2015年1月12日(月)
イスラム メディアが指摘
宗教や文明間の対話
中東軍事介入の中止
【カイロ=小泉大介】パリの新聞社襲撃事件とその後の事態をめぐり、中東・イスラム世界のメディアでは、残虐なテロ行為は断じて許せないとの非難とともに、問題の根本的解決のためには欧州でのイスラム教徒排斥の動きや、欧米諸国による中東への軍事介入が中止されなければならないとする論調が目立ってきています。
問題の根本解決へ提言
エジプトの政府系紙アルアハラム10日付の論評記事は冒頭で、「新聞社を狙った卑劣なテロは、どんな言葉をもってしても非難しつくせるものではない」「いかなる口実によってもこの行為を正当化できるものではない」と強調しました。
そのうえで、「フランスを含む欧州で広がるイスラム嫌悪感情」の問題を指摘。「アルジェリアやモロッコなどからのイスラム系移民がフランス国民として同化しようとしても、一部は排除され居場所を得られない状況となっており、それが彼らをもっぱら宗教による自己規定に走らせている」と強調しました。

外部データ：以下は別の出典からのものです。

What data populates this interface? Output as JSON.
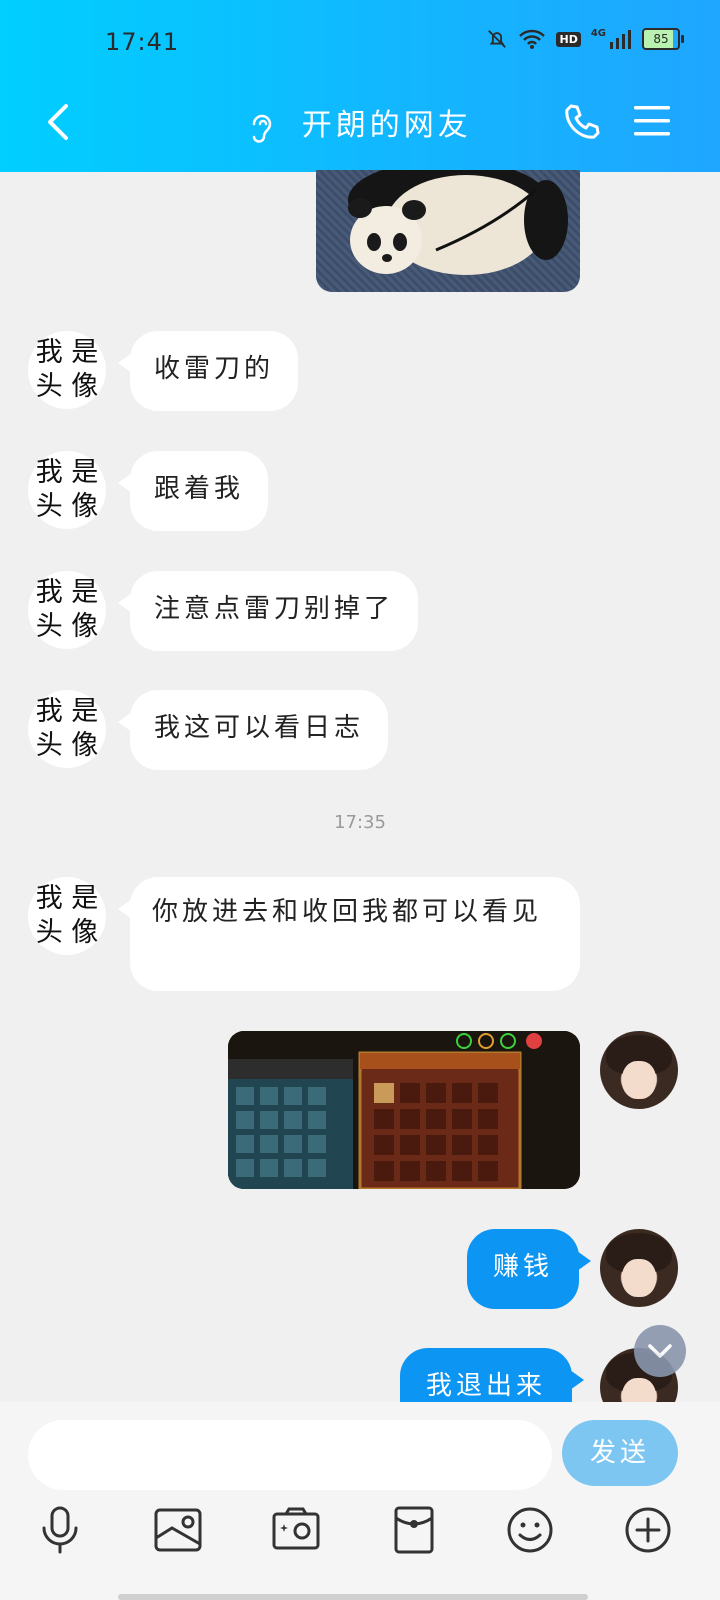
{
  "status_bar": {
    "time": "17:41",
    "hd": "HD",
    "network": "4G",
    "battery": "85"
  },
  "header": {
    "title": "开朗的网友",
    "icons": {
      "back": "chevron-left-icon",
      "ear": "ear-icon",
      "call": "phone-icon",
      "menu": "menu-icon"
    }
  },
  "messages": [
    {
      "type": "incoming",
      "avatar_text": "我 是 头 像",
      "text": "收雷刀的"
    },
    {
      "type": "incoming",
      "avatar_text": "我 是 头 像",
      "text": "跟着我"
    },
    {
      "type": "incoming",
      "avatar_text": "我 是 头 像",
      "text": "注意点雷刀别掉了"
    },
    {
      "type": "incoming",
      "avatar_text": "我 是 头 像",
      "text": "我这可以看日志"
    },
    {
      "type": "incoming",
      "avatar_text": "我 是 头 像",
      "text": "你放进去和收回我都可以看见"
    },
    {
      "type": "outgoing",
      "text": "赚钱"
    },
    {
      "type": "outgoing",
      "text": "我退出来"
    }
  ],
  "timestamp": "17:35",
  "input": {
    "placeholder": "",
    "send_label": "发送"
  },
  "toolbar_icons": [
    "microphone-icon",
    "image-icon",
    "camera-icon",
    "red-envelope-icon",
    "emoji-icon",
    "plus-icon"
  ],
  "colors": {
    "header_start": "#00cfff",
    "header_end": "#1fa6ff",
    "outgoing_bubble": "#0c95f2",
    "send_button": "#7ec6f2"
  }
}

結論として同記事はアラブやイスラム社会に対しては「イスラム教は寛容と穏健の宗教でありテロや過激主義とは無縁のものであるという理解を確立するため努力する」こと、欧米をはじめとする国際社会に対しては「イスラム敵視をやめ、異なる宗教・文明間の対話を促進する」ことを求めました。
一方、中東の著名なジャーナリストで、長くロンドン発行の汎アラブ紙アルクッズ・アルアラビの編集長を務めたアブデル・バリ・アトワン氏はさまざまなメディアで、「意見の違いにより他者を殺害することは絶対に正当化できない」としつつ、襲撃された新聞社の反イスラムの立場はレッドライン(越えてはならない一線)を越えていたとも指摘しています。

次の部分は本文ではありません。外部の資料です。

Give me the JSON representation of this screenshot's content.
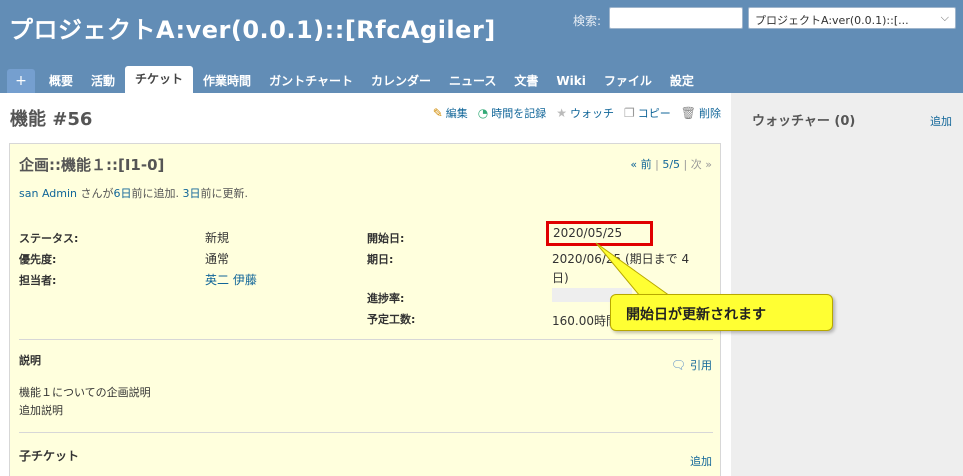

さらに、「フランスを含む西欧諸国が中東に軍事介入していることが、イスラム過激組織によるメンバー獲得を容易にしている」と主張。北大西洋条約機構(NATO)軍の介入でカダフィ独裁体制が倒れたリビアやイラク、アフガニスタンの例を上げながら、「イスラム諸国に対する西欧の政策が、無辜(むこ)のイスラム教徒の多数の死に加えて地域の分断と混乱、そして過激派の台頭をもたらしている」と警告します。
アトワン氏は欧米各国政府に対し、「正義、平等、共存の精神にもとづく政策を採用し軍事介入を自制することが必要だ。これ以上、イスラム教徒を扇動することがないよう望む」と訴えています。